Except in cases when fees are good. Then they actually improve returns — by as much as 3.27 percentage points a year.

Confused? That’s understandable, because recent research by three academics counters the common wisdom. It shows that a certain type of fee, the redemption fee, can improve some funds’ results by discouraging short-term investing. Funds that invest in small- and micro-capitalization stocks got the biggest benefit, while the fees did little to improve results of funds investing in large-cap stocks.

In their paper Redemption Fees: Reward for Punishment, the three professors report that redemption fees reduce some funds’ turnover, or the pace at which shares are bought and redeemed by investors. Heavy turnover can force managers to buy and sell stocks at inopportune times. Less turnover allows them to be more judicious.

Funds with high turnover also have to maintain large cash reserves for redemptions, reducing money available for investment. And they incur larger transaction costs, such as commissions. While the study did not address the issue, high turnover can also trigger bigger tax bills.

The paper’s authors are Michael S. Finke and David Nanigian of Texas Tech University, and William Waller of the University of North Carolina at Chapel Hill.

Redemption fees are charged to investors who redeem shares shortly after buying them. Many funds, for example, charge a fee equal to 2% of the sales proceeds of any shares held for less than two months. The fee is meant to discourage in-and-out trading by speculators, which many fund companies believe is harmful to long-term investors.
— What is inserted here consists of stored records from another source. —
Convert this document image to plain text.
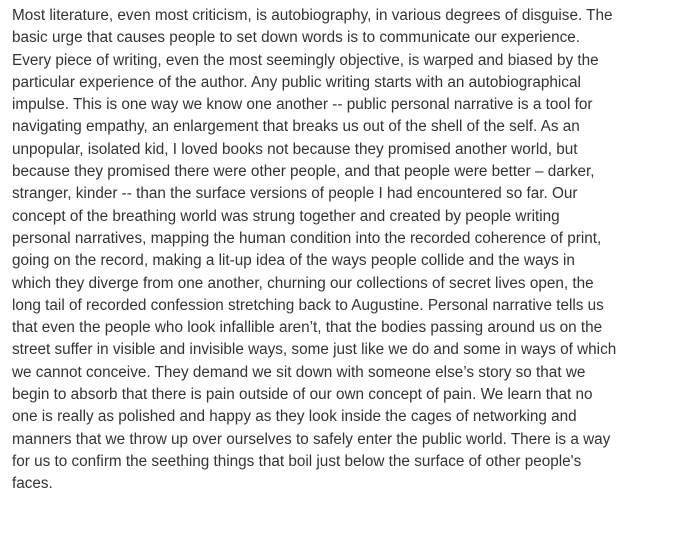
Most literature, even most criticism, is autobiography, in various degrees of disguise. The
basic urge that causes people to set down words is to communicate our experience.
Every piece of writing, even the most seemingly objective, is warped and biased by the
particular experience of the author. Any public writing starts with an autobiographical
impulse. This is one way we know one another -- public personal narrative is a tool for
navigating empathy, an enlargement that breaks us out of the shell of the self. As an
unpopular, isolated kid, I loved books not because they promised another world, but
because they promised there were other people, and that people were better – darker,
stranger, kinder -- than the surface versions of people I had encountered so far. Our
concept of the breathing world was strung together and created by people writing
personal narratives, mapping the human condition into the recorded coherence of print,
going on the record, making a lit-up idea of the ways people collide and the ways in
which they diverge from one another, churning our collections of secret lives open, the
long tail of recorded confession stretching back to Augustine. Personal narrative tells us
that even the people who look infallible aren’t, that the bodies passing around us on the
street suffer in visible and invisible ways, some just like we do and some in ways of which
we cannot conceive. They demand we sit down with someone else’s story so that we
begin to absorb that there is pain outside of our own concept of pain. We learn that no
one is really as polished and happy as they look inside the cages of networking and
manners that we throw up over ourselves to safely enter the public world. There is a way
for us to confirm the seething things that boil just below the surface of other people's
faces.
The researchers studied more than 5,000 funds, finding that redemption fees grew in popularity during the past decade. Only 7.7% of funds had such fees in 2003. By 2007 about 25% of funds had them.
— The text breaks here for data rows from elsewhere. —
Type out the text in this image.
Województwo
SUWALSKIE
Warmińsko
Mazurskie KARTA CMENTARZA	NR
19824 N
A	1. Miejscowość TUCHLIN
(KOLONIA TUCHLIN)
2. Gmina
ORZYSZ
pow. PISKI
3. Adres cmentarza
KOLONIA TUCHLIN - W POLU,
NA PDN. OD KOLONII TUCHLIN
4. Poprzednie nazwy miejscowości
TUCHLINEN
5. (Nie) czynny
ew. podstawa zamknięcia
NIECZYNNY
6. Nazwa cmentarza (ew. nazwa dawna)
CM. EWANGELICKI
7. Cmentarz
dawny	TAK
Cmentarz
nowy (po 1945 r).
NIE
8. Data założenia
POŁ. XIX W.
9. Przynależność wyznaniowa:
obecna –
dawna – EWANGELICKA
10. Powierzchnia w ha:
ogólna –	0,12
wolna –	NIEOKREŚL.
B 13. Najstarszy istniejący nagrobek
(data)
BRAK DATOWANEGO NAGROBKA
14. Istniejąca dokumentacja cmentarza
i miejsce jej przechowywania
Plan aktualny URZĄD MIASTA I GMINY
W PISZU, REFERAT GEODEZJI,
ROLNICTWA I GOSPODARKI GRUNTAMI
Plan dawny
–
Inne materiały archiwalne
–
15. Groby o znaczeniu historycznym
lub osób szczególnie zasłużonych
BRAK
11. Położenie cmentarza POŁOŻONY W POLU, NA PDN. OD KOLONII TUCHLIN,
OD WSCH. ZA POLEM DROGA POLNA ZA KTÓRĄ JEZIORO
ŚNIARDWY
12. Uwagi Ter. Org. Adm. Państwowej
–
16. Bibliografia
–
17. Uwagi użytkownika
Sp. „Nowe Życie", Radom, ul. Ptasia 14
In 2007, about 78% of funds that had redemption fees charged 2%, the maximum allowed by federal regulation. Nearly 87% of funds with fees imposed holding periods of three months or less.

The fees are most common in funds that are smaller and those that invest in small-company stocks, which tend to be less liquid than large-company stocks. Low liquidity often results in larger spreads between bid and asked prices, raising the costs of frequent buying and selling.

The larger the fee and the longer the holding period, the more likely the fund will outperform similar funds without fees, the researchers found. Funds charging the maximum 2% fee for a holding period longer than two months beat their no-fee peers by 3.27 percentage points a year.

“Mutual fund redemption fees can protect long-term investors by imposing a penalty on investors who reduce fund performance by trading frequently,” the researchers conclude.